The bumper harvest expected this Kharif season will prove how the new laws would help farmers.


Farmers across the country are likely to benefit from the three newly enacted agricultural laws. The Opposition-sponsored protests against the Acts are more to do with politics, than real issues involved with them. The bumper harvest that is expected this Kharif season (June to September) will prove how the new laws would help the farmers.

The protests are more vocal in the northern belt of Punjab, Haryana and some parts of UP etc, while they are either subdued or absent in the southern states, especially in Telangana, Andhra Pradesh and Karnataka, which have seen record output of food grains this season. The DMK-sponsored protests are vociferous in Tamil Nadu which is going to Assembly elections next year. Otherwise, most Tamil Nadu farmers have welcomed the laws.

The ruling TRS, too, is part of the Opposition camp which is resisting the agricultural laws, but the ministers and officials of the department concerned are, off-the-record, admitting that the new Acts might come to the rescue of famers this year, which may see a glut in the market. A glut season results in fall in prices of farm produce, much below the minimum support price (MSP).

The three agricultural Laws–the Farmers Produce, Trade and Commerce (Promotion and Facilitation) Act 2020, the Famers Empowerment Protection (Agreement on Price Assurance and Farm Services) Act 2020 and the Essential Commodities (Amendment) Act 2020–are in fact interlinked and complementary in boosting the incomes of farmers.

The Opposition parties are well aware of Prime Minister Narendra Modi’s slogan for the last few years of doubling farmers’ incomes by 2022 (now 2024). This is possible only in three ways–either increasing the MSP (which is just impossible to double up), or higher productivity (also may not be feasible in short term) or cutting middlemen and allowing free trade to farmers.

The last two are inter-related and can enhance farmers’ incomes to a great extent. The purpose of the three laws is aimed at offering more options to farmers in selling their produce, so that they can get a better price in the market. At present, they are supposed to sell their entire produce at the designated agricultural produce market committees (APMCs) or to the government agencies.

The Food Corporation of India and the state governments’ sponsored civil supplies departments purchase the food grains at MSP. This MSP in most cases is the upper cap of the price instead of the minimum price. And the prices will definitely fall in a glut season this year, as there is more produce than what the APMCs or government agencies can buy and store.

The usual experience on the ground is that in most cases, if there is more produce in the market, these agencies reject most of the food grains on the ground that they are inferior in quality and thus deny farmers the MSP. The main reason for this is the older version of the Essential Commodities Act which imposes limits on stocking of food grains by traders or private people.

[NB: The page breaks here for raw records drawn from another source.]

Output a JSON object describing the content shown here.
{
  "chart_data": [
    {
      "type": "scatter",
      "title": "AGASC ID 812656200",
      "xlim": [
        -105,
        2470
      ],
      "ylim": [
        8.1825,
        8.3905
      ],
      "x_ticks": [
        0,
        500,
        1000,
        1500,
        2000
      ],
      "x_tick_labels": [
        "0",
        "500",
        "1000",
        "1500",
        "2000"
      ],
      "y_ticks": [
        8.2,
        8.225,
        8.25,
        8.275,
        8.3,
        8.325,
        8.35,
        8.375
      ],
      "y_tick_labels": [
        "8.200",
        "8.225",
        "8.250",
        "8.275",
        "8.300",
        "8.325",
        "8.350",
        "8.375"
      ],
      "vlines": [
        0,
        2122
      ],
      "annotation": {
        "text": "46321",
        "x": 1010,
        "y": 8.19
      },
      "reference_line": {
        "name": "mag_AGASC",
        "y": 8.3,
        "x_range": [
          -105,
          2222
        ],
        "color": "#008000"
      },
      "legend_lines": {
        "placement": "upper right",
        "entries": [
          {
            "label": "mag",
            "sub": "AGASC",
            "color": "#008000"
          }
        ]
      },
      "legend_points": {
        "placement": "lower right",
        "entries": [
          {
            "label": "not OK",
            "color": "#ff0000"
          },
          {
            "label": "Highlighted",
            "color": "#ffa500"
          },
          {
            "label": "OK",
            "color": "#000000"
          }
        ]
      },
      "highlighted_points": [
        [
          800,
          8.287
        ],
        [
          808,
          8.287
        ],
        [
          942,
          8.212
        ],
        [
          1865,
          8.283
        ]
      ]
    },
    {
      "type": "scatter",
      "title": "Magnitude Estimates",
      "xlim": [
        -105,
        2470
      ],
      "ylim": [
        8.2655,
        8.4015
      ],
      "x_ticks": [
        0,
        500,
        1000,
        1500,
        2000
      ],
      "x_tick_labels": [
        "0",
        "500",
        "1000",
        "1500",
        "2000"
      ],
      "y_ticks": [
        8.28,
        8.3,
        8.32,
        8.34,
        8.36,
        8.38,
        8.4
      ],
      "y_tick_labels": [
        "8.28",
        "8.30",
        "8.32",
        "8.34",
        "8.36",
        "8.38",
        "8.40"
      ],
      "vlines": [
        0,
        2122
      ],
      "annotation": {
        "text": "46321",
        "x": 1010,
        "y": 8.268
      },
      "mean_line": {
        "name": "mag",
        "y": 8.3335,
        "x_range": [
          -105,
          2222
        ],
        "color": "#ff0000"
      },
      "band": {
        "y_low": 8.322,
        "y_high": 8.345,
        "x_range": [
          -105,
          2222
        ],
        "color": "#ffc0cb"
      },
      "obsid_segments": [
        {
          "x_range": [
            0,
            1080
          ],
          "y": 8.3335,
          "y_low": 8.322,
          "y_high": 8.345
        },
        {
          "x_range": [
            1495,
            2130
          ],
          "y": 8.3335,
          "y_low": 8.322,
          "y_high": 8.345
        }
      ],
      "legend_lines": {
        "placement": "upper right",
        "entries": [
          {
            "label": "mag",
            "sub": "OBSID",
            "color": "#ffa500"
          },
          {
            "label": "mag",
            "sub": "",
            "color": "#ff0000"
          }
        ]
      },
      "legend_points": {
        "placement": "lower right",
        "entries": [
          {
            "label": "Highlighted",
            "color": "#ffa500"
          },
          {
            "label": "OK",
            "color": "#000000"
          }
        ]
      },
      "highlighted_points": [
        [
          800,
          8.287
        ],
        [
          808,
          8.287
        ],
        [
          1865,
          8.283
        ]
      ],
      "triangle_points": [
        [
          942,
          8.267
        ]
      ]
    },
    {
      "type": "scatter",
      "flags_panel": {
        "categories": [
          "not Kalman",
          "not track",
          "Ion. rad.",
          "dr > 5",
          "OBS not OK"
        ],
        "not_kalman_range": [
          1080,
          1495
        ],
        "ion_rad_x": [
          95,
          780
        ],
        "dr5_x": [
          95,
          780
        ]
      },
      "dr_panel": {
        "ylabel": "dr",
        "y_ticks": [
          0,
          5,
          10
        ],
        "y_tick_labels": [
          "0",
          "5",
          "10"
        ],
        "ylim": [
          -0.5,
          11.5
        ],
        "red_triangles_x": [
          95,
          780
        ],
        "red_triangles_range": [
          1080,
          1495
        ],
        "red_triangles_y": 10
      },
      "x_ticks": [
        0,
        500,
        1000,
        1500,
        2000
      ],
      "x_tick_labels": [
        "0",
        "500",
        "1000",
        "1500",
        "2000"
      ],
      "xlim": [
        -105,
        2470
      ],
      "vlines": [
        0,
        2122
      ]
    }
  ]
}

Different states have different limits on the food stocks under this old Act under the pretext of preventing hoarding of food grains by greedy traders. These limits were imposed decades ago when the country was facing shortage of food grains and frequent famines. However, now the times have changed and farmers are producing more and seeking better prices for their produce.

The amended law of essential commodities Act still vests the states with powers to fix fresh limits on stocking of food grains, but restricts such powers to emergency-like situations–only when there is acute shortage of food grains. Otherwise, higher stocking of food grains will help traders buy more produce from farmers at competitive prices.

The same thing applies to the newly brought in law by which farmers can sell their produce to anyone and anywhere in the country, of course at a negotiated price. Even now, there are some electronic national agricultural markets (eNAMs) in the country, but farmers are not well versed with digital transactions. Now the open transactions will definitely help them.

There are some doubts over the law that paves way for contract farming. However, these doubts can be sorted out through further discussions and pilot projects in some parts of the country. Farmer associations in Hyderabad are of the view that the laws can be better based on experimentations in some areas. But, as such, the law is not bad, they feel.

This Kharif season, the country witnessed bumper food grains cultivation over 50 lakh hectares–116 lakh ha, as against 106.6 lakh ha in 2019. This season, the country may witness a record 144 million tonnes of food grain production. Of this, paddy alone will be around 102 million tonnes. The new farm laws will definitely help absorption of this bumper harvest at better prices.